Thursday, 17 April 2014


So I'm stood with my back to the hot sun looking on at Ile Saint Louis.  Is it just because I am so interested in sweet things that I seriously believe this island to be wholly devoted to the famous Berthillon ice cream?  I think not.  Every brasserie and restaurant which surround the small ice cream parlour serves Berthillon.  It is the only ice cream to be able to fight for France against the Italians, who are, and allow me to bow my head in all humble respect, the Best at ice cream, aka gelato. Fact.

Friday, 11 April 2014

Making sugar plates

What an intense week! I always find patisserie school so exciting because I come out having learnt so much and trying to cram my brain in with all the 'mental notes to self' and 'great idea to retain in head.'. 

On thursday we had a mock exam for the parisserie practical.  We are all shi**ing ourselves since there is only a month left until the real exam. Eek!! In six hours we had to make: 8 croissants and 8 pain au chocolat, 8 religieuses and 8 éclairs, a lemon meringue tart with five individual tartlets and a fruit 'entremet' decorated to the theme of the World Cup. We also had an oral exam on food science, which is not always brilliant when you're running between checking if your éclairs are not burning and your lemon curd is cold enough or your viennoiserie are ok, which, this time, unfortunately, mine were not. ...* I think I mixed the salt and sugar too close to the yeast which meant that the yeast didn't function well or something.  ...* When my business studies teacher saw them, he laughed and said "your croissants look like ones you find in Austria!". The French are quite snobby about their croissants.  And when I say 'quite', I mean, ridiculously so.

Wednesday, 2 April 2014

World Omnivore Tour

I am a little mad at myself for not blogging about World Omnivore Tour sooner.  It is SUCH a cool foodie festival.  I take so many photos of everything food related in this life and then I don't even write or put the photos up. Not good Abigail, not good.

So you want to be a pastry chef?

Today we had a intern in the patisserie who for a week will learn about what its like to work in a kitchen.   Blonde and boss-eyed, the young girl had just turned fifteen years old.  She was innocent and awkward, and I couldn't help thinking that she was two years younger than my "baby" sister, who I would never imagine capable anywhere near the material or the equipment we use in a professional kitchen lab, let alone ever let her, for fear of scolding, cutting and injuries.

Friday, 14 March 2014


"Europain" as in, "Eurobread" is a world bakery, pastry, ice-cream, chocolate and confectionary trade show.  It is where you will find all equipment, ingredients, decoration and materials for a bakery/pastry/chocolate/confectionary industry.  Sounds crazy? It is.

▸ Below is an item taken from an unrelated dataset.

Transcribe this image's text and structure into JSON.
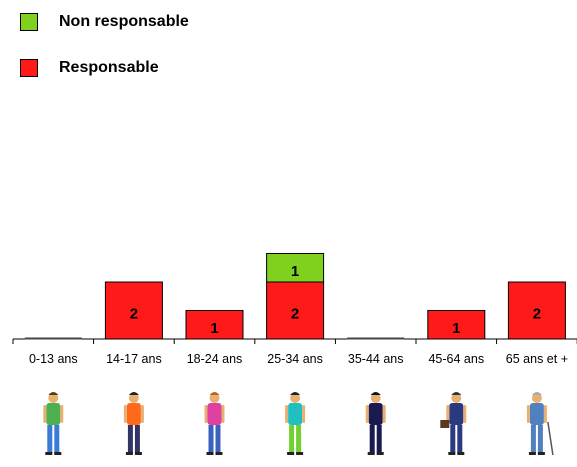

Wednesday, 22 January 2014

My Favourite Patisserie

It all started once when I missed my stop.  But now I seem to miss my stop very often, and almost consciously too...

So I get out at Montparnasse and it's freezing cold and pissing down with rain. But all I want to do is go and check out my favourite little patisserie which is on my way home from Montparnasse, the wrong stop.  

Monday, 13 January 2014

Galette des Rois

"Galette des Rois" would be best described as a sweet pie made of puff pastry and filled with an almond cream.  It is traditionally eaten in order to celebrate the Epiphany (around the 6th of January.) Inside the galette a lucky charm is hidden (like a little toy made of ceramic) and whoever finds the charm becomes the king (or queen) and can wear a crown in honour.

The galette is cut into slices and the youngest member of the family goes under the table.  The adult calls the child "pour qui ça?" ("who's this for?") and the child responds by appointing slice after slice until all are distributed.  As the child is under the table the adult finds the charm and reserves it for the child. So when the child finds his charm he is excited to wear the crown and feels lucky, yet somehow he seems to get it every year..:)

I have been making this galette for the past two weeks at work.  It is post- Christmas season, it is now "galette" season.  All other patisseries have been postponed for the time being. 

(no longer making chocolate truffles- the season is over.)

The galettes are made as so:  

the almond cream is evenly distributed on the base layer of pastry.

**Many galettes are made with "frangipane," however I believe that "creme d'amande" is better.  Frangipane is simply "creme d'amande" with "creme patissiere" added to it.  It is cheaper to produce since there is less almond.  **

The lucky charm is placed inside.  Water is painted around the edges in order for the upper layer to stick.

The galette is then closed with the upper layer and using a knife re-sealed together.  

All photos are taken at Maison Landemaine.